Right now the tariffs seem to be the nadir of modeling, but only if the doom spiral most are clutching their pearls about is actively worked upon and advanced. None of us know what will eventually happen, and just say, for the sake of the argument, these present tariffs do what is hoped to happen, and free trade results? What then?
Jon Previous Message
US plastic kit manufacturers were in steep decline before the rise of the Chinese manufacturers. By the early 1990s, US producers were hardly releasing anything new. The most dynamic producers were the Japanese, but also, for example, the Czech and Polish producers.
The Chinese tariffs had nothing to do with the decline of the US producers.

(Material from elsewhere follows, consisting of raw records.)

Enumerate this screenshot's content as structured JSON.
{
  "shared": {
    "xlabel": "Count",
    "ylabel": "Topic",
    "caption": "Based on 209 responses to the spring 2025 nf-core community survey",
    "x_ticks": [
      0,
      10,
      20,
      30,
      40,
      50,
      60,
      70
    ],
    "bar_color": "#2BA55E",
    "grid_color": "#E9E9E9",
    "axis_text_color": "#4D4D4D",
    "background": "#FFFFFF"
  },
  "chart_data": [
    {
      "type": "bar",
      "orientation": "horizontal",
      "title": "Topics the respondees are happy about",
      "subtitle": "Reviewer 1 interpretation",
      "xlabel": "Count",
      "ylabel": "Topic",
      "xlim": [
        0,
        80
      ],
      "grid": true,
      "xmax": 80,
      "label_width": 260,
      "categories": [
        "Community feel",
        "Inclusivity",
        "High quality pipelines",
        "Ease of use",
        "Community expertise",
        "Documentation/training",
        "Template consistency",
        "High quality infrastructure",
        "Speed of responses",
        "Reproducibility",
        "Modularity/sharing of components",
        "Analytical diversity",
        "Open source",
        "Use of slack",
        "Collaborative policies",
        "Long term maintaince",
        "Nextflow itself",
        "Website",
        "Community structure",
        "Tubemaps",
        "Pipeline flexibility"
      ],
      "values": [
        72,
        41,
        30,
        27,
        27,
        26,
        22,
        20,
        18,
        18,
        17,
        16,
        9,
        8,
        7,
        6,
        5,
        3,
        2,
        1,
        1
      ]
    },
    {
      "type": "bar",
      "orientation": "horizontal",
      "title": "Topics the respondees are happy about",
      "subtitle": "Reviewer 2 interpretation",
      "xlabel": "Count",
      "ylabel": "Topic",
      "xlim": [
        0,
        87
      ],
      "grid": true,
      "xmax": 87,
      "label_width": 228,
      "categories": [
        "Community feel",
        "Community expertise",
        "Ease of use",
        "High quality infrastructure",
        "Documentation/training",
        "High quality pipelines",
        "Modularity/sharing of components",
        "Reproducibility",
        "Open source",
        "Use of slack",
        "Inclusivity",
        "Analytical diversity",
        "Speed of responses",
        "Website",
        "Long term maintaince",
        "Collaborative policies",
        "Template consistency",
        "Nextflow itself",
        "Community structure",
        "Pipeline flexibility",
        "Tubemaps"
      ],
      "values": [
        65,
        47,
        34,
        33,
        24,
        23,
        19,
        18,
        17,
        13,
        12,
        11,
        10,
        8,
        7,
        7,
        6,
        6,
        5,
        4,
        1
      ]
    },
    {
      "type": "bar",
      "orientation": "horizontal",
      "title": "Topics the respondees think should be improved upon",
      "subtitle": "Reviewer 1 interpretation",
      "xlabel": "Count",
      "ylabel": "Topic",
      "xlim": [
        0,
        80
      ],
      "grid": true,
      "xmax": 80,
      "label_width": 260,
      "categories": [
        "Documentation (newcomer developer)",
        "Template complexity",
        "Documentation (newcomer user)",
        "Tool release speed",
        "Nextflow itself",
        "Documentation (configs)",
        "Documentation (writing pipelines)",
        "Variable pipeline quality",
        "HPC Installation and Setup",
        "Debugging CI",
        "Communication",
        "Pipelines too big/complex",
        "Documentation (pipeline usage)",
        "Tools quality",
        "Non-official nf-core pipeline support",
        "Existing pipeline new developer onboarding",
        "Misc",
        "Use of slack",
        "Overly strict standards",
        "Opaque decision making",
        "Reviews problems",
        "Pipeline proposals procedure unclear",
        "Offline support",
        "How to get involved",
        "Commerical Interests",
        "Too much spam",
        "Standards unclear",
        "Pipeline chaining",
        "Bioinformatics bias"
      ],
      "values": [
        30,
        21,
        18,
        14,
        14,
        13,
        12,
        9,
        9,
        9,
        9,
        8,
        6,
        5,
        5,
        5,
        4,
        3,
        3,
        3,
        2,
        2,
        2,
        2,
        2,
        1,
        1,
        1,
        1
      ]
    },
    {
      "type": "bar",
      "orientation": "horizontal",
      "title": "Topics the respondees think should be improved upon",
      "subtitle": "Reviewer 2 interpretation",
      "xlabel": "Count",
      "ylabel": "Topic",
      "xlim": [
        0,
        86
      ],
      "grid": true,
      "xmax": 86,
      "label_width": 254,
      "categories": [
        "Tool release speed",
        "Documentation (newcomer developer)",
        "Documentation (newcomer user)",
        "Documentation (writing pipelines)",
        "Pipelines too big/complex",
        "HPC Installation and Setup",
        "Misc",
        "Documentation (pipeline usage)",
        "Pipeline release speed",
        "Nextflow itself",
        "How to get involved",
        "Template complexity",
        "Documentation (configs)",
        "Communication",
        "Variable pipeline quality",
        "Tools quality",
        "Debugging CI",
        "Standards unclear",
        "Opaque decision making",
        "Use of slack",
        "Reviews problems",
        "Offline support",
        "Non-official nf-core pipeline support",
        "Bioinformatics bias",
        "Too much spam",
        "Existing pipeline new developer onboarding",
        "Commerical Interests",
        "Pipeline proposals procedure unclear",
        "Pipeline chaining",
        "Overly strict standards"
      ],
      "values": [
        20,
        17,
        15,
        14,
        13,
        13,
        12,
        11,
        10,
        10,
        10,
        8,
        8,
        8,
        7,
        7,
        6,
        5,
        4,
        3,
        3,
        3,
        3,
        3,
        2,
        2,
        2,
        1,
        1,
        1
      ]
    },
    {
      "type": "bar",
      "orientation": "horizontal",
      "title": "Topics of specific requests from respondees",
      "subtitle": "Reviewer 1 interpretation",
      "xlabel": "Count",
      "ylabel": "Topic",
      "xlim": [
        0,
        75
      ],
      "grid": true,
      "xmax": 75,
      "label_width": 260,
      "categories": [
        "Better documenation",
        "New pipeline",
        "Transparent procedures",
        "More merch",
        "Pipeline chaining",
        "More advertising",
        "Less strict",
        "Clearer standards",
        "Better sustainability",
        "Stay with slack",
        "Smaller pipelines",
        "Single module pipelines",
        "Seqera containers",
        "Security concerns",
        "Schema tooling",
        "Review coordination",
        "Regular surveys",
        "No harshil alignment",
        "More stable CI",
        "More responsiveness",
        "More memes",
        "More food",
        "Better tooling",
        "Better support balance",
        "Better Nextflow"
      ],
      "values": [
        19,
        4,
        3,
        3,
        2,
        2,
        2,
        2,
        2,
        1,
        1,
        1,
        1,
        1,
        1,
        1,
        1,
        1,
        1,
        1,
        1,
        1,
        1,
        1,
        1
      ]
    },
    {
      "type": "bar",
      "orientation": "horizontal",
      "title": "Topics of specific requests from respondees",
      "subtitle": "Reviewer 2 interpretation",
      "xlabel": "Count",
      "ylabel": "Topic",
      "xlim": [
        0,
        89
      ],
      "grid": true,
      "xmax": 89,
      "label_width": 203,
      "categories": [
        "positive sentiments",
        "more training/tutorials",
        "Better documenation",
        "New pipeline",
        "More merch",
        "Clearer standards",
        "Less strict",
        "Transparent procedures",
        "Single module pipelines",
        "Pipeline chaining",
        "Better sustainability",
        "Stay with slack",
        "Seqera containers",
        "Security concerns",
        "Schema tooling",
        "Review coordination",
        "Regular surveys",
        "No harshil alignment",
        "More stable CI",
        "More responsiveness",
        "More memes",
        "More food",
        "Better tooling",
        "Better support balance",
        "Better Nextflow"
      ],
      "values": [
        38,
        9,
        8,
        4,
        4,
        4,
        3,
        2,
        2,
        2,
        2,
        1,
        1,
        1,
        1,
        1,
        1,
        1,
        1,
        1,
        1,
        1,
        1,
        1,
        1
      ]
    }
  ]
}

Tariffs would not help to restart the business in the US because the US market alone is too small for plastic kits. Plastic kits are only cheap if they are produced in large quantities, so they have to be exported. A manufacturer in the US would have three disadvantages: a location with very high production costs (e.g. there is no chemical industry to speak of to produce the plastic), no free trade agreements but tariffs everywhere, and a shrinking market in the US due to the demographics of US modelers. And if modelling gets more expensive in the US, the market will shrink even more.